Two thirds of the talk one hears in a bar-room, for instance, is silly. It becomes important when we remember that there are thousands of persons like him afloat, that is, persons capable of forming plans under a delusion, and pursuing them for a short period with determination, the delusion being one which a man might entertain without rendering himself thereby liable to confinement.


People who seek to assassinate others are more fanatical than the other and they belonged to the same category of unstable, flighty, and vainglorious people who seek to achieve fame by a single blow, and find all ordinary pursuits and industries too monotonous for them.

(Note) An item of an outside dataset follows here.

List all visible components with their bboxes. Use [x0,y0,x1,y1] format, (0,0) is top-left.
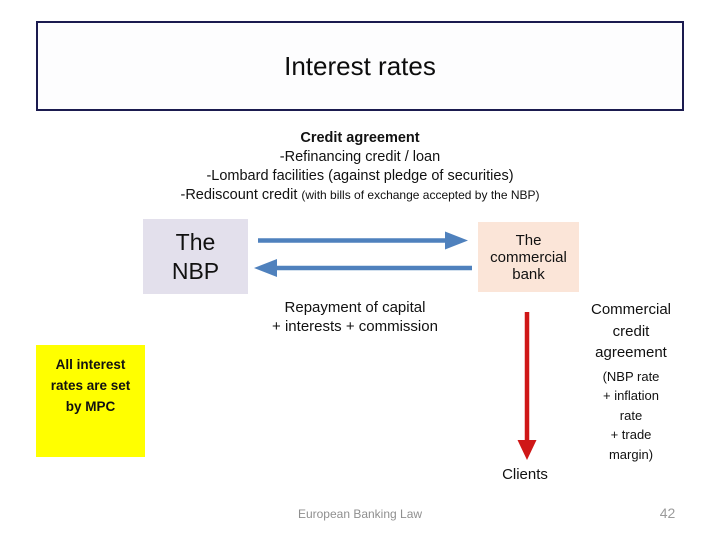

It is to be observed, too, that it is the spoils system only which makes the hostility of the the losers to the NPC a matter of eager interest to this class.

The office of the NPA is blessed with a hostile atmosphere from those who will be posturing for positions in fact, with all the inconveniences, and has none of the advantages, of a progressive party.

It ought to be a settled rule of ZANU PF polity, that no man or body of men shall profit by assassination. Nothing should pass by murder, in the shape of either dignity or emolument, to any person holding a position of any status.


These cowards who sought to kill Matemadanda do not live under law, and as long as they do not live under law they will constitute in a certain sense a dangerous class, and will be surrounded by a still more dangerous class, composed of those who would like to eliminate any threat to their positions.

Comrade Matemadanda has survived this attempt but there are lessons to be learnt. People must learn to co exist. We can mot all have one thought but we can have one goal. The party must investigate these criminals witches and wizards. They are demons and highly demonic.

The comforting thing is that Matemadanda vows to serve his President and his nation despite an attempt to his life.

ZANU PF shall never be intimidated by few malcontents.